Bu durum, farkında olmadan fikir “çalmak” gibi gelebilir, ama aslında bilinçli bir davranış değildir.
Kriptomnezi, beynimizin nasıl çalıştığına dair ilginç bir örnektir. Zihnimiz bazen anıları o kadar derinlerde saklar ki, onları hatırladığımızda, kaynağını unutmuş oluruz. Böylece, sanki tamamen bize ait yeni bir düşünceymiş gibi hissedebiliriz.
Kriptomnezi özellikle yaratıcı alanlarda ilginç sonuçlara yol açabilir. Örneğin, bir müzisyen bir melodi bestelediğinde, o melodiyi daha önce bir yerlerde duymuş olabilir, ama bilinçli olarak hatırlamaz. Ya da bir yazar, bir olay örgüsü kurgularken, aslında çoktan yazılmış bir hikayeyi kopyalayabilir, ancak bu farkında olmadan gerçekleşir.
Neden böyle olur?
Beynimiz bazen bir bilgiyi nereden öğrendiğimizi ya da duyduğumuzu tam olarak etiketleyemez. Bir şeyleri hatırlarız ama kaynak bulanık kalır.

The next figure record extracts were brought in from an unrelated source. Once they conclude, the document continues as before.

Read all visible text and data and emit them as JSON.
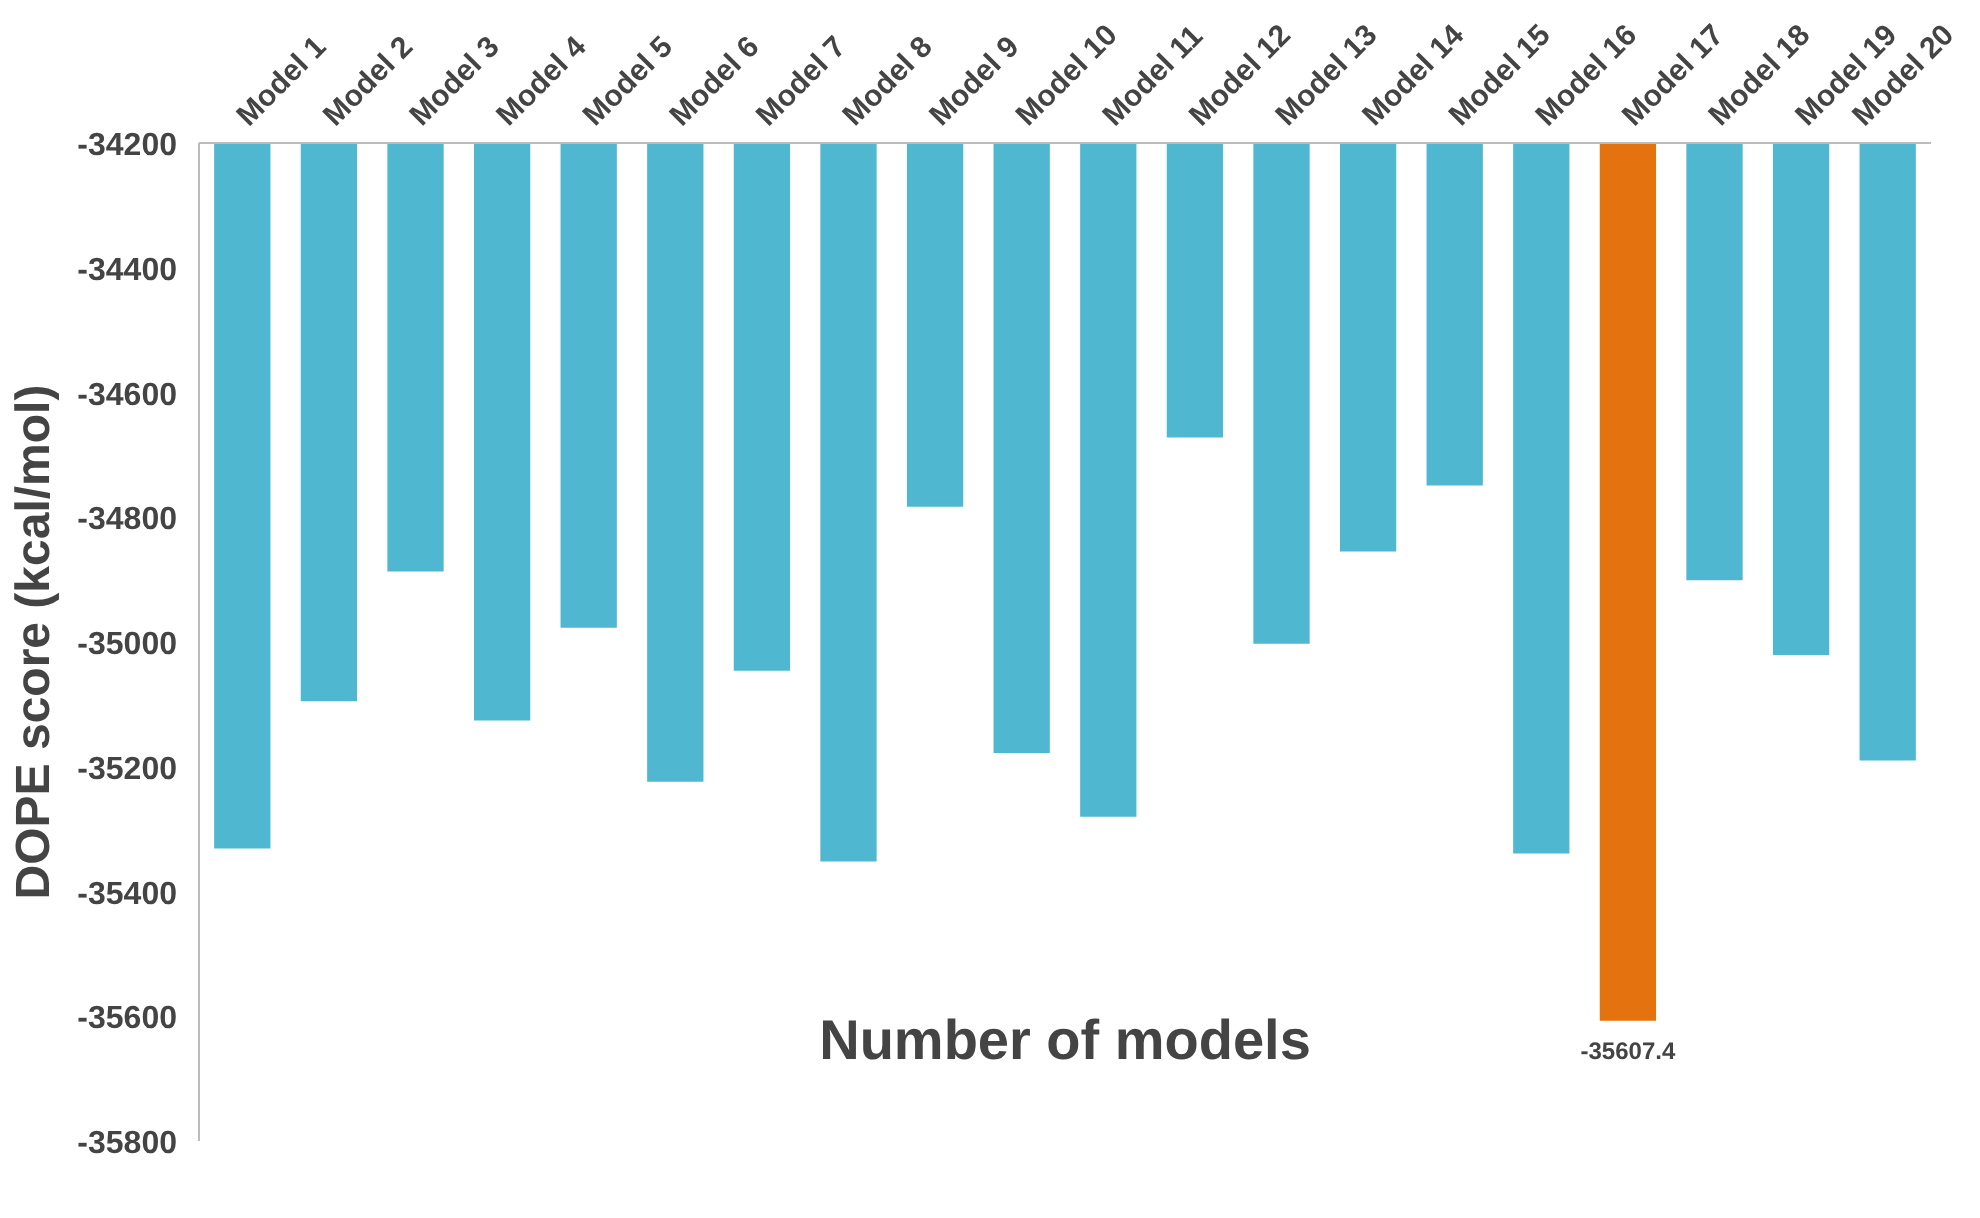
{
  "chart_data": {
    "type": "bar",
    "xlabel": "Number of models",
    "ylabel": "DOPE score (kcal/mol)",
    "categories": [
      "Model 1",
      "Model 2",
      "Model 3",
      "Model 4",
      "Model 5",
      "Model 6",
      "Model 7",
      "Model 8",
      "Model 9",
      "Model 10",
      "Model 11",
      "Model 12",
      "Model 13",
      "Model 14",
      "Model 15",
      "Model 16",
      "Model 17",
      "Model 18",
      "Model 19",
      "Model 20"
    ],
    "values": [
      -35331,
      -35095,
      -34887,
      -35126,
      -34977,
      -35224,
      -35046,
      -35352,
      -34783,
      -35178,
      -35280,
      -34672,
      -35003,
      -34855,
      -34749,
      -35339,
      -35607.4,
      -34901,
      -35021,
      -35190
    ],
    "colors": [
      "#4fb8d0",
      "#4fb8d0",
      "#4fb8d0",
      "#4fb8d0",
      "#4fb8d0",
      "#4fb8d0",
      "#4fb8d0",
      "#4fb8d0",
      "#4fb8d0",
      "#4fb8d0",
      "#4fb8d0",
      "#4fb8d0",
      "#4fb8d0",
      "#4fb8d0",
      "#4fb8d0",
      "#4fb8d0",
      "#e3720f",
      "#4fb8d0",
      "#4fb8d0",
      "#4fb8d0"
    ],
    "value_labels": [
      null,
      null,
      null,
      null,
      null,
      null,
      null,
      null,
      null,
      null,
      null,
      null,
      null,
      null,
      null,
      null,
      "-35607.4",
      null,
      null,
      null
    ],
    "ylim": [
      -35800,
      -34200
    ],
    "yticks": [
      -34200,
      -34400,
      -34600,
      -34800,
      -35000,
      -35200,
      -35400,
      -35600,
      -35800
    ],
    "grid": false
  }
}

Özellikle yaratıcı süreçlerde, birçok ilham kaynağı zihnimizde karıştığı için, bu durumun ortaya çıkması daha olasıdır.
Sonuç?
O “dâhiyane” fikrin aslında sizin değil, çok önceden bir yerlerden aklınıza kazınmış olabileceği gerçeği!
Kriptomnezi, yaratıcı beyinler için büyük bir tuzak gibi görünse de, beynimizin ne kadar karmaşık olduğunu ve bazen hafızamızın oyunlar oynadığını gösteriyor.
İlhamın sınırlarında dolaşırken, bazen bu tuhaf hafıza yanılgısına düşmek çok normal!